A baseline MEG scan showed abnormal brain waves in all six Veterans. They then underwent six weeks of IASIS, receiving weak electrical currents via scalp electrodes during two 30-minute sessions per week. The pulses were well below the sensory threshold so the patients couldn’t feel them. The process involved simultaneous EEG monitoring.

The typical length for IASIS treatment is 10 weeks. But the number of participants and the limited availability of MEG resources forced Huang and his team to reduce the length of the testing.

The MEG scans were performed while the Vets were awake but had their eyes closed. Evidence has been rising in support of resting-state MEG slow-wave imaging during wakefulness as an imaging marker for brain abnormalities in people with mTBI.

The researchers performed follow-up MEG scans to investigate the neuronal changes. The scans showed an average decline of 54 percent in abnormal slow waves in approximately the same regions that had abnormal waves during the baseline exam. The pre-frontal lobe is the most common brain area that generated abnormal slow-waves in the Veterans with mTBI, suggesting that region is quite vulnerable to combat-related brain injuries, Huang says.

He notes that it’s important to be able to see the abnormal waves.

“In the past, we observed that people with mild TBI had pathological slow waves, and with that we were able to localize the site of the injury,” he says. “To be able to see the reduction in slow waves is key because now we can start looking at why people get better. So the neuroimaging that documents the neuronal changes due to the reduction in slow waves helps us substantially in understanding the way the brain recovers from TBI.”

The researchers also learned three to six months after the treatment that post-concussive symptoms dropped an average of 53 percent, supporting the investigators’ hypothesis that the MEG slow-wave changes would correlate with the decrease in post-concussive symptoms. The symptoms that declined the most included headaches, dizziness, sleep disturbance, fatigue, nausea, and memory.

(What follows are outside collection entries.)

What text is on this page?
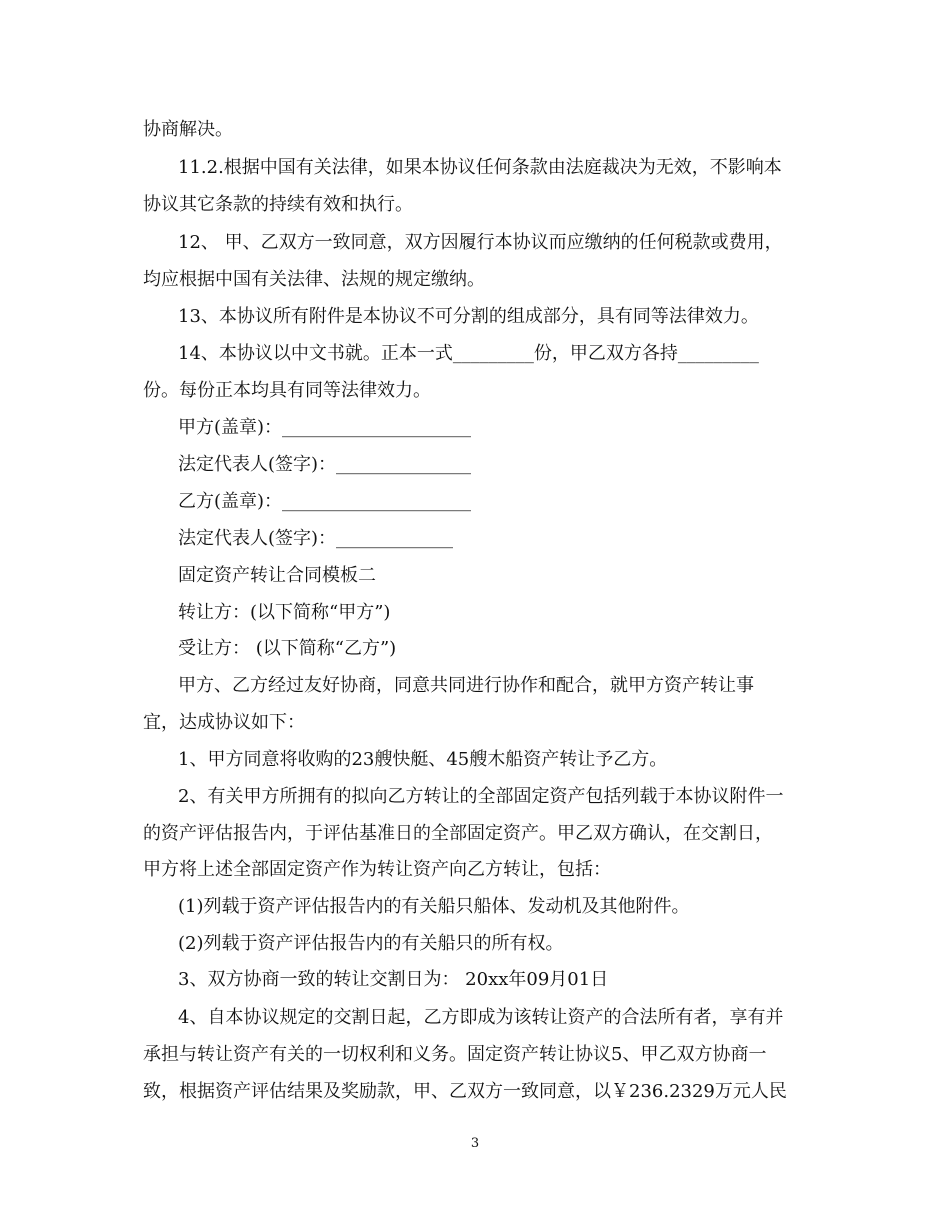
协商解决。
11.2.根据中国有关法律，如果本协议任何条款由法庭裁决为无效，不影响本
协议其它条款的持续有效和执行。
12、 甲、乙双方一致同意，双方因履行本协议而应缴纳的任何税款或费用，
均应根据中国有关法律、法规的规定缴纳。
13、本协议所有附件是本协议不可分割的组成部分，具有同等法律效力。
14、本协议以中文书就。正本一式_________份，甲乙双方各持_________
份。每份正本均具有同等法律效力。
甲方(盖章)：_____________________
法定代表人(签字)：_______________
乙方(盖章)：_____________________
法定代表人(签字)：_____________
固定资产转让合同模板二
转让方：(以下简称“甲方”)
受让方： (以下简称“乙方”)
甲方、乙方经过友好协商，同意共同进行协作和配合，就甲方资产转让事
宜，达成协议如下：
1、甲方同意将收购的23艘快艇、45艘木船资产转让予乙方。
2、有关甲方所拥有的拟向乙方转让的全部固定资产包括列载于本协议附件一
的资产评估报告内，于评估基准日的全部固定资产。甲乙双方确认，在交割日，
甲方将上述全部固定资产作为转让资产向乙方转让，包括：
(1)列载于资产评估报告内的有关船只船体、发动机及其他附件。
(2)列载于资产评估报告内的有关船只的所有权。
3、双方协商一致的转让交割日为： 20xx年09月01日
4、自本协议规定的交割日起，乙方即成为该转让资产的合法所有者，享有并
承担与转让资产有关的一切权利和义务。固定资产转让协议5、甲乙双方协商一
致，根据资产评估结果及奖励款，甲、乙双方一致同意，以￥236.2329万元人民
3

Researcher cautions that pilot study produced limited data

Huang says it is unclear if the Vets in the study will see a permanent reduction in abnormal waves and post-concussive symptoms.

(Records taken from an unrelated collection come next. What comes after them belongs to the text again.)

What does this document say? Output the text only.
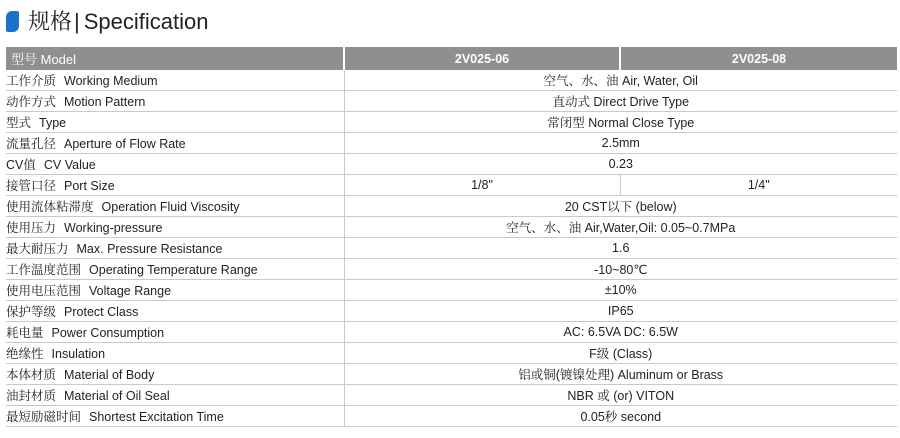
规格| Specification
型号 Model	2V025-06	2V025-08
工作介质 Working Medium	空气、水、油 Air, Water, Oil	
动作方式 Motion Pattern	直动式 Direct Drive Type	
型式 Type	常闭型 Normal Close Type	
流量孔径 Aperture of Flow Rate	2.5mm	
CV值 CV Value	0.23	
接管口径 Port Size	1/8"	1/4"
使用流体粘滞度 Operation Fluid Viscosity	20 CST以下 (below)	
使用压力 Working-pressure	空气、水、油 Air,Water,Oil: 0.05~0.7MPa	
最大耐压力 Max. Pressure Resistance	1.6	
工作温度范围 Operating Temperature Range	-10~80℃	
使用电压范围 Voltage Range	±10%	
保护等级 Protect Class	IP65	
耗电量 Power Consumption	AC: 6.5VA DC: 6.5W	
绝缘性 Insulation	F级 (Class)	
本体材质 Material of Body	铝或铜(镀镍处理) Aluminum or Brass	
油封材质 Material of Oil Seal	NBR 或 (or) VITON	
最短励磁时间 Shortest Excitation Time	0.05秒 second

“We’re still in the process of collecting information for longer-term windows,” he says. “So we can’t tell for sure right now if the abnormal slow waves or the post-concussive symptoms will be reduced forever, or for that matter, whether the benefits will continue to occur, even with booster treatments.”

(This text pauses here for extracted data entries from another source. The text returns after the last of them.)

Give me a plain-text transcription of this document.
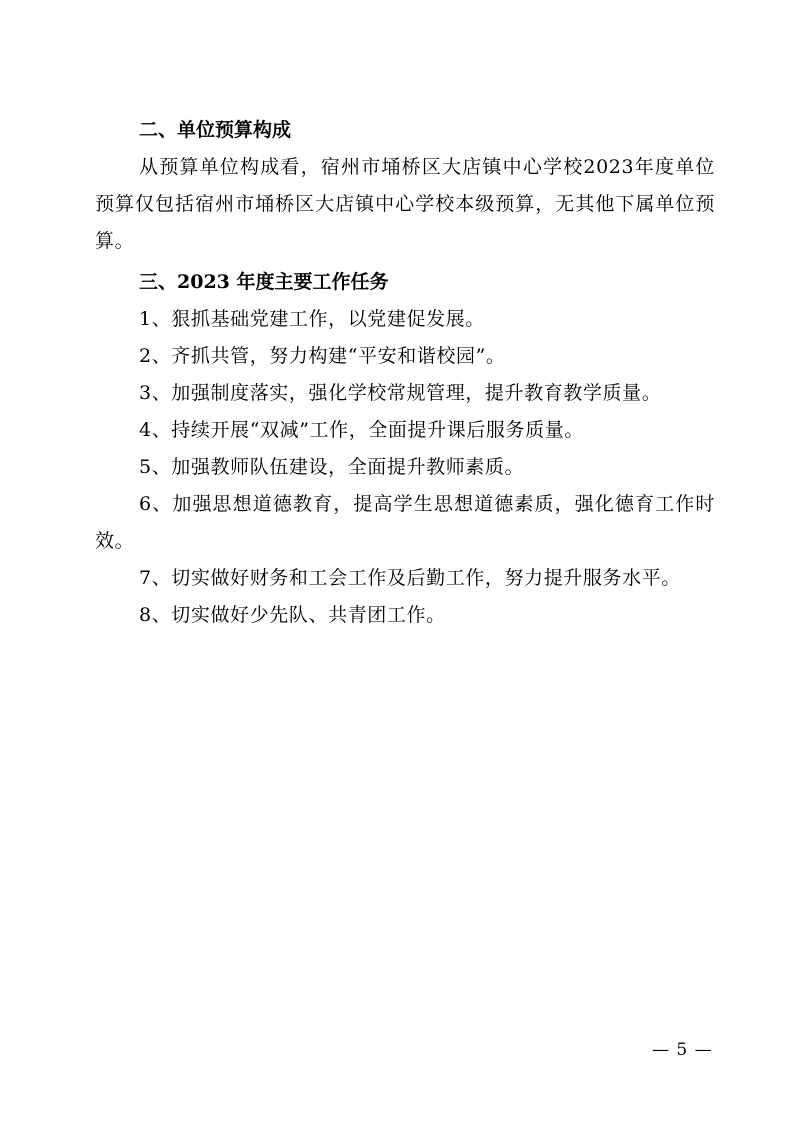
二、单位预算构成

从预算单位构成看，宿州市埇桥区大店镇中心学校2023年度单位预算仅包括宿州市埇桥区大店镇中心学校本级预算，无其他下属单位预算。

三、2023 年度主要工作任务

1、狠抓基础党建工作，以党建促发展。

2、齐抓共管，努力构建“平安和谐校园”。

3、加强制度落实，强化学校常规管理，提升教育教学质量。

4、持续开展“双减”工作，全面提升课后服务质量。

5、加强教师队伍建设，全面提升教师素质。

6、加强思想道德教育，提高学生思想道德素质，强化德育工作时效。

7、切实做好财务和工会工作及后勤工作，努力提升服务水平。

8、切实做好少先队、共青团工作。

— 5 —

Huang and his colleagues say the pilot study set the stage for a new line of research that can advance the understanding of low-intensity, pulse-based transcranial electrical stimulation and its possible benefits for people with mTBI. However, he cautions that the research produced limited data because there were only six participants. He says his double-blind study with 200 Veterans should produce more evidence on the possible benefits of IASIS.

“Pulse-based transcranial electrical stimulation has been used in the past to treat depression, headaches, and traumatic brain injury on an experimental basis,” he says. “However, our pilot study was the first functional neuroimaging study that documents neuronal changes, in terms of abnormal brain waves, in people who underwent transcranial electrical stimulation. It was a small study, but it suggests new potential for effectively speeding the healing process in mild TBI.”